Ein Ort mit hoher Luftfeuchtigkeit ist ideal. Die Luftfeuchtigkeit verhindert das Austrocknen der Knollen über den Winter. Alternativ können die Knollen gelegentlich kontrolliert und gegebenenfalls mit etwas Wasser angesprüht werden.

Expertentipp

Eine Vermehrung der Gladiolen funktioniert über Tochterknollen, als auch über Samen. Die Tochterknollen werden von der alten Knolle vorsichtig abgetrennt und können im Frühjahr als eigenständige Pflanze wieder in das Freibeet gesetzt werden.

Die Vermehrung durch Samen dagegen ist langwierig und recht schwierig. Wer allerdings eine Gladiolen-Sorte in seinem Garten hat, die im Handel nicht mehr erhältlich ist, sollte es auf jeden Fall probieren.

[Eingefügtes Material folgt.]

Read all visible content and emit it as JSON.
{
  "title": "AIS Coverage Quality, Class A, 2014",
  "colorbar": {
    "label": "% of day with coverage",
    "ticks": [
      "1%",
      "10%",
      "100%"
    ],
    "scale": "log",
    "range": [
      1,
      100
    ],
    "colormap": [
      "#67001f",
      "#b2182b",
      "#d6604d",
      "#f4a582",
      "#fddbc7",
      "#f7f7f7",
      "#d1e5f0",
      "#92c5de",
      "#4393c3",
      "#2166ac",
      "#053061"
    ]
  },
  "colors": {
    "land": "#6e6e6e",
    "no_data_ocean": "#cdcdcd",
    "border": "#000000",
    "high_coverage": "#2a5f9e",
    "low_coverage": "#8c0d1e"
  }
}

Nach der Blüte bleiben die Pflanzen unberührt, bis die Samenkapsel vollständig ausgereift ist. Dann wird sie abgeschnitten und der Samen entfernt.

Im Frühjahr können die Samen in kleinen Pflanztöpfen vorgezogen werden. In einen ausreichend großen Topf mit guter Anzuchterde die Samen großflächig aussäen und nur leicht mit Erde bedecken. Zum Gießen wird eine Sprühflasche benutzt. Sie reduziert das Risiko, dass der Samen zu nass oder ausgewaschen wird. Danach wird eine Plastiktüte über den Topf gestülpt, um ein feucht-warmes Klima zu erzeugen. Damit sich kein Schimmel oder Fäulnis bilden kann, muss der Topf jedoch täglich gut gelüftet werden.

Gladiolen Samen sind keine guten Keimer. Es kann sogar passieren, dass die Bemühungen vergebens sind. Ein Versuch ist es trotzdem Wert, denn keimen die Samen tatsächlich, wird der Hobbygärtner nach zwei bis drei Jahren mit robusten und kräftigen Pflanzen belohnt. Kleiner Tipp: Die jungen Knollen können durchaus bis zur endgültigen Aussaat ins Freie im Topf weiter gepflegt werden.

Häufig gestellte Fragen

Welche Krankheiten können entstehen?

Gladiolen sind während der Wachstumsphase anfällig für Knollen- und Stängelfäule. Speziell feuchte und kühle Witterung oder schwere lehmige Böden können den hübschen Pflanzen Probleme bereiten. Befallene Pflanzen müssen umgehend entsorgt werden, um ein Übergreifen auf andere Pflanzen zu verhindern.

Ist Knollen- oder Stängelfäule aufgetreten, sollten junge Knollen vor dem Einlagern im Winter gebeizt, beziehungsweise mit einem Fungizid behandelt werden.

Wie giftig sind Gladiolen?

Gladiolen sind trotz ihrer auffälligen Erscheinung völlig ungiftig. Teilweise können Gladiolen sogar verzehrt werden.

Wie werden Gladiolen am besten geschnitten?

Der Blattstängel kann nach dem Öffnen der ersten ein bis zwei Blüten als Schnittblume geschnitten werden. Dazu wird die Gladiole nicht direkt über dem Boden abgeschnitten, sondern es müssen vier bis fünf Blätter stehen bleiben. Diese Blätter sorgen dafür, dass die Pflanze Tochterknollen ausbilden kann, die für die Vermehrung der Pflanze wichtig sind.